Do Metrics for Counterfactual Explanations Align with User Perception?

TL;DR

The study finds that counterfactual explanation metrics do not align with user perception, necessitating more human-centered evaluation methods.

cs.AI 🟡 Intermediate 2026-03-17 64 views

Felix Liedeker Basil Ell Philipp Cimiano Christoph Düsing

AI Reader Arxiv Page Download PDF

counterfactual explanations user perception algorithmic metrics human-centered evaluation XAI

Key Findings

Methodology

This study empirically compares algorithmic evaluation metrics with human judgments. It uses three datasets: Mushroom, Obesity Levels, and Heart Disease. Participants rated counterfactual explanations across multiple perceived quality dimensions, which were then related to a comprehensive set of standard counterfactual metrics. The study analyzed both individual relationships and the extent to which combinations of metrics could predict human assessments.

Key Results

Result 1: Correlations between algorithmic metrics and human ratings are generally weak and strongly dataset-dependent. For example, in the Mushroom dataset, sparsity and proximity showed moderate negative correlations with user ratings (r=-0.38 to -0.64).
Result 2: Increasing the number of metrics used in predictive models does not lead to reliable improvements, indicating structural limitations in how current metrics capture criteria relevant for humans.
Result 3: In the Heart Disease dataset, correlations between all metrics and user ratings were non-significant, indicating substantial differences in metric-user perception relationships across datasets.

Significance

The significance of this study lies in revealing that widely used counterfactual evaluation metrics fail to reflect key aspects of explanation quality as perceived by users. This underscores the need for more human-centered approaches to evaluating explainable AI. The findings challenge the common practice of treating automated counterfactual metrics as reliable proxies for human evaluation, emphasizing the necessity of assessments that better reflect human judgment in XAI systems.

Technical Contribution

Technical contributions include revealing a structural mismatch between algorithmic metrics for counterfactual explanations and user perception. The study demonstrates that existing automated metrics perform inconsistently across different datasets and fail to reliably predict user evaluations of explanation quality. This provides a theoretical basis for developing more human-centered evaluation methods.

Novelty

This study is the first to systematically compare algorithmic metrics for counterfactual explanations with human perception. Unlike previous studies, it not only focuses on individual metric correlations but also analyzes the predictive power of metric combinations, revealing the limitations of existing metrics.

Limitations

Limitation 1: The study uses only three datasets, which may not comprehensively represent all possible application scenarios.
Limitation 2: Participants' backgrounds and experiences may influence the subjectivity of ratings, not fully eliminating individual differences.

Future Work

Future research could extend to more datasets and application scenarios to verify the generalizability of current findings. Additionally, new evaluation metrics could be developed to better capture user-perceived explanation quality, advancing human-centered evaluation methods.

AI Executive Summary

In the field of artificial intelligence, explainability is a key factor in building trust. Counterfactual explanations, as an important method, can demonstrate changes in model predictions through minimal modifications to input instances. However, the metrics currently used to evaluate counterfactual explanations are primarily algorithmic and rarely validated against human judgments. This raises a critical question: do these metrics truly reflect user perception?

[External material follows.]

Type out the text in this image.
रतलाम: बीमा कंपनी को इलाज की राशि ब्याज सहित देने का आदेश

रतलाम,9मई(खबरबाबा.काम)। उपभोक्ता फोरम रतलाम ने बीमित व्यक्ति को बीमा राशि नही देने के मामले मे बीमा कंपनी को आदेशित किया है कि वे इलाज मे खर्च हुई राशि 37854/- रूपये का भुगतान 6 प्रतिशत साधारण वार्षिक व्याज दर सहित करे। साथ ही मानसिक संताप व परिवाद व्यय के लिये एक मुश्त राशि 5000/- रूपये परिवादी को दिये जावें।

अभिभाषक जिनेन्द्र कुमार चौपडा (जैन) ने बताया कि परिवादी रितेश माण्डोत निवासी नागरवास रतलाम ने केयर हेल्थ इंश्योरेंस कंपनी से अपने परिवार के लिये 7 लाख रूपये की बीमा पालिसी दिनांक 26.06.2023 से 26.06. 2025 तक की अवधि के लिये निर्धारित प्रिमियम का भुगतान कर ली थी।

This study addresses this question by empirically comparing algorithmic evaluation metrics with human judgments. It uses three datasets: Mushroom, Obesity Levels, and Heart Disease. Participants rated counterfactual explanations across multiple perceived quality dimensions, which were then related to a comprehensive set of standard counterfactual metrics. The study analyzed both individual relationships and the extent to which combinations of metrics could predict human assessments.

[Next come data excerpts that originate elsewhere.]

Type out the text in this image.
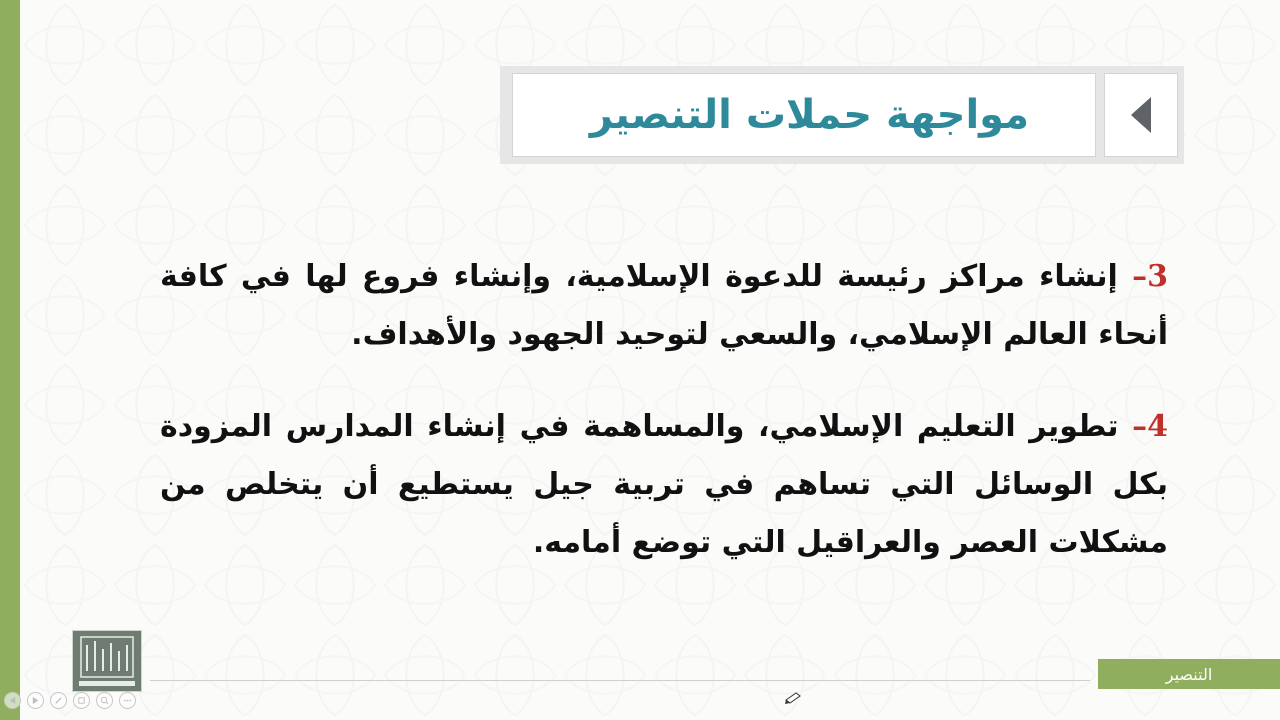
مواجهة حملات التنصير

3– إنشاء مراكز رئيسة للدعوة الإسلامية، وإنشاء فروع لها في كافة أنحاء العالم الإسلامي، والسعي لتوحيد الجهود والأهداف.

4– تطوير التعليم الإسلامي، والمساهمة في إنشاء المدارس المزودة بكل الوسائل التي تساهم في تربية جيل يستطيع أن يتخلص من مشكلات العصر والعراقيل التي توضع أمامه.

التنصير
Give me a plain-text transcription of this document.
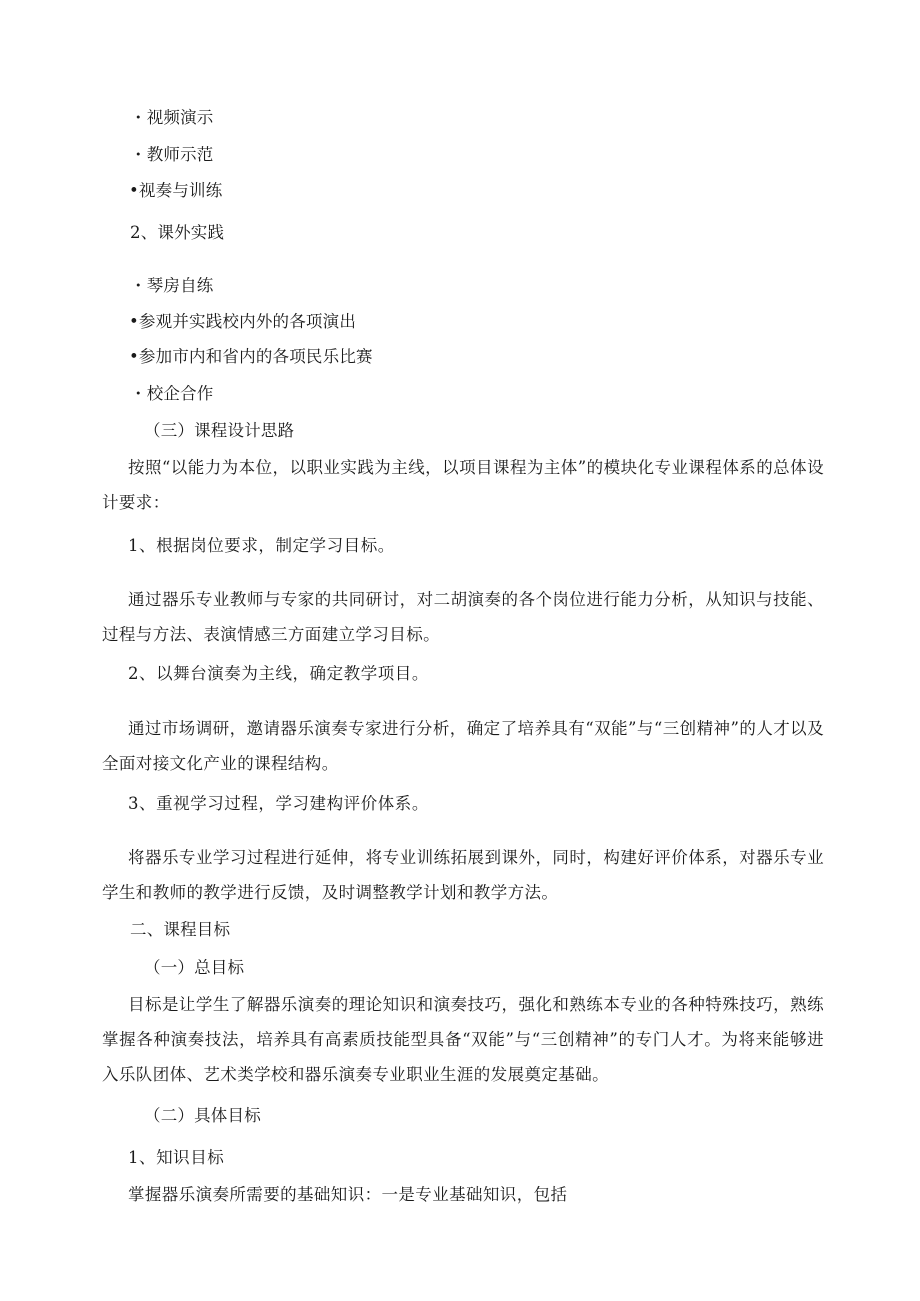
・视频演示
・教师示范
•视奏与训练
2、课外实践
・琴房自练
•参观并实践校内外的各项演出
•参加市内和省内的各项民乐比赛
・校企合作
（三）课程设计思路
按照“以能力为本位，以职业实践为主线，以项目课程为主体”的模块化专业课程体系的总体设计要求：
1、根据岗位要求，制定学习目标。
通过器乐专业教师与专家的共同研讨，对二胡演奏的各个岗位进行能力分析，从知识与技能、过程与方法、表演情感三方面建立学习目标。
2、以舞台演奏为主线，确定教学项目。
通过市场调研，邀请器乐演奏专家进行分析，确定了培养具有“双能”与“三创精神”的人才以及全面对接文化产业的课程结构。
3、重视学习过程，学习建构评价体系。
将器乐专业学习过程进行延伸，将专业训练拓展到课外，同时，构建好评价体系，对器乐专业学生和教师的教学进行反馈，及时调整教学计划和教学方法。
二、课程目标
（一）总目标
目标是让学生了解器乐演奏的理论知识和演奏技巧，强化和熟练本专业的各种特殊技巧，熟练掌握各种演奏技法，培养具有高素质技能型具备“双能”与“三创精神”的专门人才。为将来能够进入乐队团体、艺术类学校和器乐演奏专业职业生涯的发展奠定基础。
（二）具体目标
1、知识目标
掌握器乐演奏所需要的基础知识：一是专业基础知识，包括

The results show that correlations between algorithmic metrics and human ratings are generally weak and strongly dataset-dependent. For example, in the Mushroom dataset, sparsity and proximity showed moderate negative correlations with user ratings, indicating a preference for counterfactuals involving fewer and smaller changes. In contrast, in the Obesity Levels dataset, users preferred more information-rich explanations. Moreover, increasing the number of metrics used in predictive models does not lead to reliable improvements and may even degrade performance, indicating structural limitations in how current metrics capture criteria relevant for humans.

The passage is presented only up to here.